Comment 1 Jeff Trawick 2015-05-27 14:57:21 UTC
Generally speaking, this sounds like an acceptable feature, though I haven't checked for portability of the concept beyond what you mentioned.  We need to give people a chance to make sure it is working on their platform, and it can't be in an APR release until 1.6 or 2.0 anyway.  (No new features within a particular stable branch.)
Comment 2 Diego Santa Cruz 2015-05-28 07:59:04 UTC
Unfortunately the TCP keepalive settings are quite a bit platform specific, even among unices.

On Linux the necessary ioctl's exist since 2.4 and there are 3 tunables (see http://linux.die.net/man/7/tcp):

 - the idle time (TCP_KEEPIDLE): time the connection needs to be idle to start sending keep-alive probes, 2 hours by default

 - the time interval (TCP_KEEPINTVL): the interval between successive probes after the idle time, default is 75 seconds

 - the count (TCP_KEEPCNT): the number of probes to send before concluding the connection is down, default is 9


On Windows the SIO_KEEPALIVE_VALS IOCTL is supported on Windows 2000 and later. There are only 2 tunables (see https://msdn.microsoft.com/en-us/library/windows/desktop/dd877220%28v=vs.85%29.aspx).

 - the idle time (default is 2 hours) and

 - the interval (default is 1 second).

The count is fixed to 10 in Vista and later and is settable system-wide on previous Windows versions via the registry.

I done a bit of research for other OSes and these are my findings (information is not that easy to gather).

For Solaris I've found the info at http://docs.oracle.com/cd/E23824_01/html/821-1475/tcp-7p.html (see also https://docs.oracle.com/cd/E19120-01/open.solaris/819-2724/fsvdg/index.html and https://docs.oracle.com/cd/E19120-01/open.solaris/819-2724/fsvdh/index.html). There are two tunables:

 - TCP_KEEPALIVE_THRESHOLD: this is the same as Linux' idle time, but in milliseconds. It defaults to 2 hours.

 - TCP_KEEPALIVE_ABORT_THRESHOLD: this is the same as Linux' TCP_KEEPINTVL multiplied by TCP_KEEPCNT, but in milliseconds. It defaults to 8 minutes.

FreeBSD uses the same tunables as Linux, with the same names (see https://www.freebsd.org/cgi/man.cgi?query=tcp&sektion=4&apropos=0&manpath=FreeBSD+10.1-RELEASE), so the patch should work for FreeBSD as well.

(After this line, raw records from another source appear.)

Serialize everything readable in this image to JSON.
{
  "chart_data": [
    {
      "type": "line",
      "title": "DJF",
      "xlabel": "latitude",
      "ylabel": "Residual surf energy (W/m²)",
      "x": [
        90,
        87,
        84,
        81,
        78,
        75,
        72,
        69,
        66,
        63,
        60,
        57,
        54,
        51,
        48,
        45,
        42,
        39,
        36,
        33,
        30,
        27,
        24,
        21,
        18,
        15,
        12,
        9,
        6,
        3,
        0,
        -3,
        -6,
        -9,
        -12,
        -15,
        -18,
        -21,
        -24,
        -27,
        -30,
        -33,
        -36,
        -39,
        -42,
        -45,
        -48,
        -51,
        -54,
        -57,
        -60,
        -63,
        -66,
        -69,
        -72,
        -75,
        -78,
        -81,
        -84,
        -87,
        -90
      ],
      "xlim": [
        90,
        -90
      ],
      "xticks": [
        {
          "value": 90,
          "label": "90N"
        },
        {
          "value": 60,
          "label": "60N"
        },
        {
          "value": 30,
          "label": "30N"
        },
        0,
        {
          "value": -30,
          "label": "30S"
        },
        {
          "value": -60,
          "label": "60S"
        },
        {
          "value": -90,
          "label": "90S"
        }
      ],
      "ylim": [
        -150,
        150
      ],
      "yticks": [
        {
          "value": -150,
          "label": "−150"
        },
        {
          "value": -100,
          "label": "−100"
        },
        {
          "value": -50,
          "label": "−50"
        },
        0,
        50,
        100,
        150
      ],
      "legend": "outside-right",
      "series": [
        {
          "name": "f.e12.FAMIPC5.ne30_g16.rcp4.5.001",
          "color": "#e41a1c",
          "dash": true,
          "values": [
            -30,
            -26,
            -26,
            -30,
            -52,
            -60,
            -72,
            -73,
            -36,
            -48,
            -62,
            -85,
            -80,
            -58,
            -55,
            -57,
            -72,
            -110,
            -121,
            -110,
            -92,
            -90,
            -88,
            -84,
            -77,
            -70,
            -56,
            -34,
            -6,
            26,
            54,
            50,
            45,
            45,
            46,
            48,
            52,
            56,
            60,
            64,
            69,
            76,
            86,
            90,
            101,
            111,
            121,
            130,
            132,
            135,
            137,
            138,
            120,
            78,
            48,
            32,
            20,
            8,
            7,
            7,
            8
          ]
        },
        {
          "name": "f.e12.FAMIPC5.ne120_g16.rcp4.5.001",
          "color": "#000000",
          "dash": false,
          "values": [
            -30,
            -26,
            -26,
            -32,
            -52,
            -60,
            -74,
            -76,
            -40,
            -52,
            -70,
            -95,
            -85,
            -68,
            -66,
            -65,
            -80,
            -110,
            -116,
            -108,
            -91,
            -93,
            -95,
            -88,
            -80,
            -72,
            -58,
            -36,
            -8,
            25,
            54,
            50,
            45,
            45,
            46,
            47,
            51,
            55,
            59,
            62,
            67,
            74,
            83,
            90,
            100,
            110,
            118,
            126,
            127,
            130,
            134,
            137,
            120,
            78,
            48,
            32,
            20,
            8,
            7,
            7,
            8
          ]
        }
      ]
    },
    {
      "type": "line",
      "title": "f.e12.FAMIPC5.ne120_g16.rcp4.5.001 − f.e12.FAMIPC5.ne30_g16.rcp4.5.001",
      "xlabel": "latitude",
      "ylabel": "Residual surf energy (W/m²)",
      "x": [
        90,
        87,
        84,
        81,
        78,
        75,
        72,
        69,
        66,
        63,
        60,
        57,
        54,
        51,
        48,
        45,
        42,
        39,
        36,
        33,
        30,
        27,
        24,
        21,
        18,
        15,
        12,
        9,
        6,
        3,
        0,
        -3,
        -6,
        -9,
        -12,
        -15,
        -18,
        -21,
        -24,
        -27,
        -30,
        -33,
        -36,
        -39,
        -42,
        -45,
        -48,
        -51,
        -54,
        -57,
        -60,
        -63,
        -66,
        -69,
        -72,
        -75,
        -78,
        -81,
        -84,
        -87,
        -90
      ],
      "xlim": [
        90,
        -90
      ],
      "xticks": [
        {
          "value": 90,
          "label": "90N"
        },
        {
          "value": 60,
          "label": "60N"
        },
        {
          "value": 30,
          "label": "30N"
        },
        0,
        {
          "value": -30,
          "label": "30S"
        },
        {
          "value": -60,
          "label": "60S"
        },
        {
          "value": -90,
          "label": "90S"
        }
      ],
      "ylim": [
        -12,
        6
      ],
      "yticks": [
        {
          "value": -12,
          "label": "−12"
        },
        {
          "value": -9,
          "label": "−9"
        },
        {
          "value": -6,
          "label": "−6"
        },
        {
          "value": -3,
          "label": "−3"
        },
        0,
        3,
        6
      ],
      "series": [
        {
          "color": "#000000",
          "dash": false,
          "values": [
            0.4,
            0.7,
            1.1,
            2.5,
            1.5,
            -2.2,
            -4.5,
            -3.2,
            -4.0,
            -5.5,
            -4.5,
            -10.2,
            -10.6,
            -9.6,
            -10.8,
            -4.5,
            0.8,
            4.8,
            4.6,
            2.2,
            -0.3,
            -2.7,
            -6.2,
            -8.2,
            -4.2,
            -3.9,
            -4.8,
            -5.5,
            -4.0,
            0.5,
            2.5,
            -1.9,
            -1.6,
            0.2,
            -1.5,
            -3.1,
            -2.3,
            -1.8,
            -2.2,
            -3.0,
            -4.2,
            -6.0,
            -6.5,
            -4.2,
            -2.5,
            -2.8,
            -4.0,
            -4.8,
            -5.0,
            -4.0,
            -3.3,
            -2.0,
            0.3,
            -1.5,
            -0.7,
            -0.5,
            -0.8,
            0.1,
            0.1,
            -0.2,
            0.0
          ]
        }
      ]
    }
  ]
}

For MacOS X there is only one tunable TCP_KEEPALIVE that sets the idle time (see https://developer.apple.com/library/mac/documentation/Darwin/Reference/ManPages/man4/tcp.4.html).

Note that in my patch the value used for the interval is set to 1 second on Linux and Windows, following Window's default; which at least in our application is a better match that the longer default timeout of Linux and Solaris.

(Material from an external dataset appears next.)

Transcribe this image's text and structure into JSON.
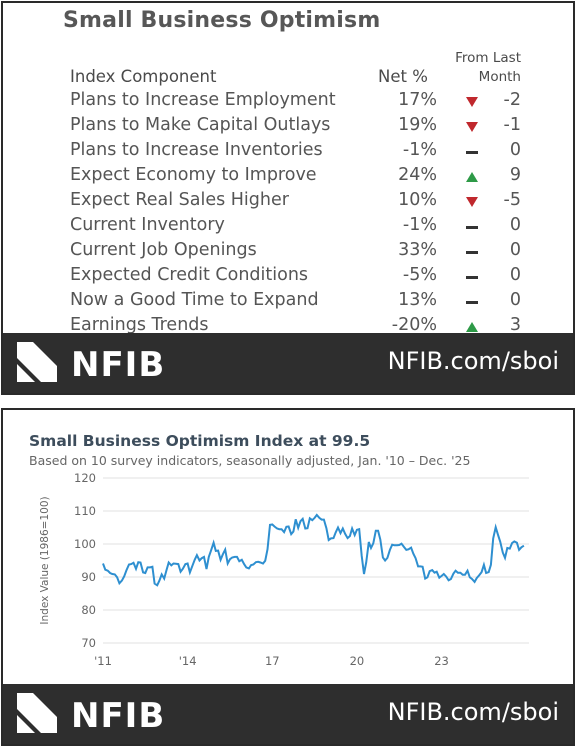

It seems most OSes that implement TCP keepalive have at least the notion of the idle time (when they implement per-socket settings), which is in line with RFC1122. Other options are "implementation details".

The patch has been extensively tested on Linux 2.6 and Windows (XP and later) and has been in production in our products for quite some time. The patch should work for FreeBSD as it uses the same socket options as Linux (but I do not have a FreeBSD machine to test it).

For MacOS X and Solaris the patch should be extended. I do not have any Mac OS X or Solaris machines to test that, not even compile it.